Здесь — золотая мечта о деликатности, чуткости, благожелательности людских отношений.

«Товарищи, — говорит Зощенко в «Страданиях молодого Вертера», — мы строим новую жизнь, мы победили, мы перешагнули через громадные трудности, — давайте все-таки уважать друг друга».

В рассказе «Поминки» он напоминает читателям, что, если на тех ящиках, в которых перевозят какую-нибудь ценную кладь, пишут крупнейшими буквами: «Не бросать!», «Осторожно!» и проч., — не худо бы и на каждом человеке писать: «Фарфор!», «Легче!» — «поскольку человек — это человек».

Изображаемый им быт до такой степени груб и свиреп, что одно деликатное, учтивое слово кажется здесь чудом из чудес, редкостным, необычайным событием, действующим на людей потрясающе. В раннем рассказе «Коза» маленький человечек Забежкин, двойник гоголевского Акакия Акакиевича, затурканный жестокой средой, вдруг на улице услыхал от прохожего, который нечаянно задел его локтем, обыкновеннейшее слово «извиняюсь», и это слово как гром поразило его.

«Господи! — сказал Забежкин. — Да что вы? Пожалуйста…»

Но прохожий был далеко.

«Что это? — подумал Забежкин. — Чудной какой прохожий… И кто ж это? Писатель, может быть, или какой-нибудь всемирный ученый… Извиняюсь, говорит. Ах ты штука какая!»…»

Так воспринимается благожелательное любезное слово в том мире глумления над человеческой личностью, в котором провел всю свою жизнь Забежкин. Недаром он называет этого прохожего «необыкновенным прохожим», потому что для человека, привыкшего к ежедневным обидам, к постоянному склочничеству, самая заурядная вежливость кажется каким-то поразительным исключением из общего правила.

В «Огнях большого города» писатель рассказывает поучительную притчу о том, как в мерзостно-грубом быту один скандалист и задира буквально переродился и стал человеком, когда вместо ожидаемых им зуботычин, оплеух и ругательств услышал обращенное к нему учтивое слово и увидел почтительный жест.

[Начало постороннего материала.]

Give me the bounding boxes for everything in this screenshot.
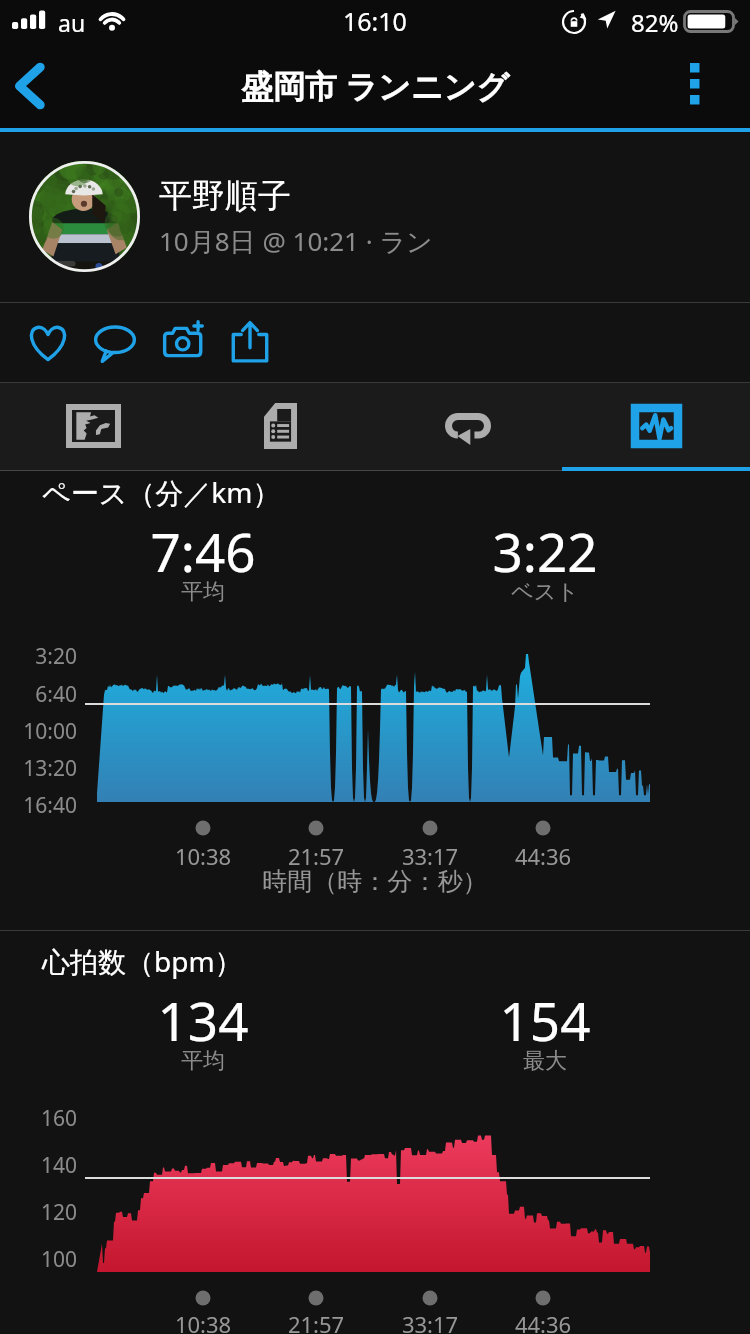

«Уважаемые граждане» — страшная книга. Все взаимные отношения изображенных в этой книге людей основаны на бешеной ненависти.

«Недавно в нашей коммунальной квартире драка произошла, — рассказывает один из них с большим удовольствием. — И не то что драка, а цельный бой… Дрались, конечно, от чистого сердца. Инвалиду Гаврилову последнюю башку чуть не оттяпали…»

Бой произошел из-за «ежика», маленькой щеточки для чистки закоптелого примуса.

Жиличка Щипцова взяла этот ежик на кухне и хотела почистить свой примус, а другая жиличка,

«…чей ежик, посмотрела, чего взято, и отвечает:

— Ежик-то, уважаемая Марья Васильевна, промежду прочим, назад положьте.

Щипцова, конечно, вспыхнула от этих слов и отвечает:

— Пожалуйста, отвечает, подавитесь, Дарья Петровна, своим ежиком. Мне, говорит, до вашего ежика дотронуться противно, не то что его в руку взять».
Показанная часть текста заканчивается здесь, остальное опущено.